1)Mercury (II) hydroxide is quite insoluble in water (K_sp of Hg(OH)₂ = 3.0×10^-26 at 25°C.In which one of the following solutions would you expect Hg(OH)₂ to be even less soluble than it is in pure water? Why?

(a) 0.1 M NaCl                   (b) 0.1 M HCl                     (c) 0.1 M NaOH                 (d) 0.1 M NaCN

2)How will the solubility of calcium fluoride differ in acidic water compared to neutral water? Why?
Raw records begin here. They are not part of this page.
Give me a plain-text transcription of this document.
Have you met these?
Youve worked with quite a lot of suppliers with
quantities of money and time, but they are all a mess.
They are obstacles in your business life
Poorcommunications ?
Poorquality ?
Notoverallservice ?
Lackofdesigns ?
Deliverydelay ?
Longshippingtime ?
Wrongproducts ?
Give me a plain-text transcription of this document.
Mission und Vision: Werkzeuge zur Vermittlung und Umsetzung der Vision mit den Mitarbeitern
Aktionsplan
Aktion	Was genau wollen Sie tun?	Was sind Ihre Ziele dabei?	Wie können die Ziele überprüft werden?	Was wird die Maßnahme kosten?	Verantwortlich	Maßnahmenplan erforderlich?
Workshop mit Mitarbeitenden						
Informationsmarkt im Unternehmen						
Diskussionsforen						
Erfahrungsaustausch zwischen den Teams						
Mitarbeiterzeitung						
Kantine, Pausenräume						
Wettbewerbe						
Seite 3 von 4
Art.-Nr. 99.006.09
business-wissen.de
(a) It will be more soluble in acidic water

(b) It will be less soluble in acidic water

(c) The solubility in acidic water and neutral water will be the same

Calculate the K_sp for Mg₃(PO₄)₂, given that its molar solubility is 3.57·10^-6 mol/L.

Answer 1

1 ) answer : (c) 0.1 M NaOH

explanation:

Hg (OH)2 <-----------------> Hg+2 + 2OH-

NaOH ---------------------> Na+    + OH-

due to common ion the equilibrium shifts to the left so solubility of Hg(OH)2 decreases

2) answer : (a) It will be more soluble in acidic water

CaF2 <----------------> Ca+2   + 2F-

HCl <---------------->   H + Cl

H + F- --------------> HF

so F- ions are removed by acid H+ . so that will be decrease in concentraion of F- in acid .

3)

Mg3(PO4)2 ----------------> 3 Mg+2   + 2 PO4-3

                                         3S               2S

Ksp = (3S)^3 (4S)^2 = 108 S^5

3.57 x 10^-6 = 108 S^5

S = 0.032 M

solubility   = 0.032 M